Humpback whales are back in their annual playground
As surely as winter follows fall, humpback whales make their annual migration to waters off Okinawa and Kerama Islands creating an excellent chance for people to watch the giant mammals from boats off the Kerama Islands, near Naha. Several organizations and businesses organize tours see the majestic ocean species show off.
The Zamami Whale Watching Association that organizes whale watching tours from Zamami Islands that have developed into a hub of the local whale watching industry keeps scouts who watch the whale’s annual migration from their observation post on Zamami Island. They reported spotting the first whale on Dec, 21st when a young male humpback whale was seen surfacing off Zamami. That means that the season is starting, and the first tours are about to go out already.
Humpback whales, which come to Okinawa during the winter months, spend much of their year in the waters around Aleutian Islands off Alaska’s coast. Waters around the Keramas is where they come to breed and give birth. Males provide much of the entertainment to spectators as they form groups, called mating pods, to wage often fierce fights with each other as they vie for the females’ attention. Breeding runs in February and March, with births happening about a year later.

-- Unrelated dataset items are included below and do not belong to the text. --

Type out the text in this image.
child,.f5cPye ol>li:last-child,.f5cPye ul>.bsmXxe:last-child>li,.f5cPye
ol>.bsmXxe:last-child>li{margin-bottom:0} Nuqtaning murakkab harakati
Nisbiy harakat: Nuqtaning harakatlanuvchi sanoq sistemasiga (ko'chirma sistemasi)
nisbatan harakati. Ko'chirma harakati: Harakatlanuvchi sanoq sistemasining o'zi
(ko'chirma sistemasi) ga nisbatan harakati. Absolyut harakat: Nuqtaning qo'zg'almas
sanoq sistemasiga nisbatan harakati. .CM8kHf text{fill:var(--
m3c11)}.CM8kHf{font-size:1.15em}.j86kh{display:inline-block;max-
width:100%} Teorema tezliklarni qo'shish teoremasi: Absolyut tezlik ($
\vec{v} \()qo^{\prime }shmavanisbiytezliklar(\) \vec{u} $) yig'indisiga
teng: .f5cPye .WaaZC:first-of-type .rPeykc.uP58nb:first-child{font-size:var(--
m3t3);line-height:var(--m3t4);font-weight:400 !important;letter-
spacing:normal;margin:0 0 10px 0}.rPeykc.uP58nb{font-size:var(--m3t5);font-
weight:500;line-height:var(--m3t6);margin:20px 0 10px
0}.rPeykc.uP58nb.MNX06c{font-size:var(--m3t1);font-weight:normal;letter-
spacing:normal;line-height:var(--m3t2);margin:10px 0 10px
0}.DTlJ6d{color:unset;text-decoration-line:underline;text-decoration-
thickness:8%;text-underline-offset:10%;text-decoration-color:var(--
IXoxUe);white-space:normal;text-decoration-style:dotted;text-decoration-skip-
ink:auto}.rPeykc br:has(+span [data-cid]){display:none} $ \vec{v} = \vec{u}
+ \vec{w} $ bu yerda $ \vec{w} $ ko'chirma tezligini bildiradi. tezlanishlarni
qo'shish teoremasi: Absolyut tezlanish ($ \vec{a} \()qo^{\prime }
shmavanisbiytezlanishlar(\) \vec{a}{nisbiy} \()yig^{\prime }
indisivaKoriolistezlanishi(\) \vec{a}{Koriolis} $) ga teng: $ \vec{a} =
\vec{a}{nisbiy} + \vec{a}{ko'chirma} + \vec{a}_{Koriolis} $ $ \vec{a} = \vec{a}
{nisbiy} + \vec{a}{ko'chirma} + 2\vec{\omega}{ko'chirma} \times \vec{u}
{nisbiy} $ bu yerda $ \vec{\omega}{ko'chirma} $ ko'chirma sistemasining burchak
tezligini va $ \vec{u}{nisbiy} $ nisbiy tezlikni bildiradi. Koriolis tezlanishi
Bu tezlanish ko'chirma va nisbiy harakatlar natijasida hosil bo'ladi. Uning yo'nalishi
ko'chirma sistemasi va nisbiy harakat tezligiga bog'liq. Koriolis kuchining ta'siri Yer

The Kerama Islands are 25 miles west of Naha. The area was once a popular whaling ground until the whales disappeared from the area. Today, the Whale Watching Society is campaigning tirelessly to repopulate the area, and restore the region as a principal whale breeding ground. It appears to be working, as humpback whales make the annual trek to the Keramas to give birth to their young, and then nurture them in the warm waters. The whales travel about 3,200 miles to mate and breed here, then move back to the cold northern ocean waters in summer to feed.
After the whale population was decimated, the hunting of humpbacks was banned in 1966 and their numbers started to increase. There are now about 80,000 humpbacks worldwide, down from about 125,000 of the pre-commercial whaling population.
Whale watching tours depart two times a day from Chatan Fisherina, next to Hotel Hilton Resort Okinawa. The tours will start Jan. 7 and run through Mar. 31. Promoters of the tour virtually guarantee visitors will see whales. If none are sighted on a tour, the tour operator will give a free repeat trip to all customers. They put the odds at seeing them at 99 percent on either the first or second trip. The tour costs ¥4,400 for adults, ¥3,400 for kids 3 ~ 11, and ¥1,400 for those ages two and under. The price includes a ¥150 fee for Hamagawa Fishing Port use, and another ¥150 yen fee towards ocean cleanup efforts. The tours depart at 9:30 and 13:30. Participants should be at Chatan Fisherina at least 30 minutes before the scheduled tour. Tours that take about three hours can be booked on-line through Island Life Concierge.
The Zamami Whale Watching Society is responsible for dozens of tours from now through April 5th. The society’s whale watching tours depart from Zamami Port.
To get to Zamami, there are two daily ferries that depart from Tomari Port in Naha in time for the same-day whale watching tour. For detail information on schedules and costs, go to the Zamami Village Office Website.
There’s a choice of watching for whales from a moving boat, or from the Whale Conservatory in Unazati on Zamami Island. Society members spot the whales in the area from the conservatory, and relay the location to the boats.
Another shore site on Tokashiki Island to see the whales is the Okinawa National Youth Center atop Mt. Akama. The Center offers not only the view but inexpensive accommodations and more.
Many tour agencies also offer whale watching tours.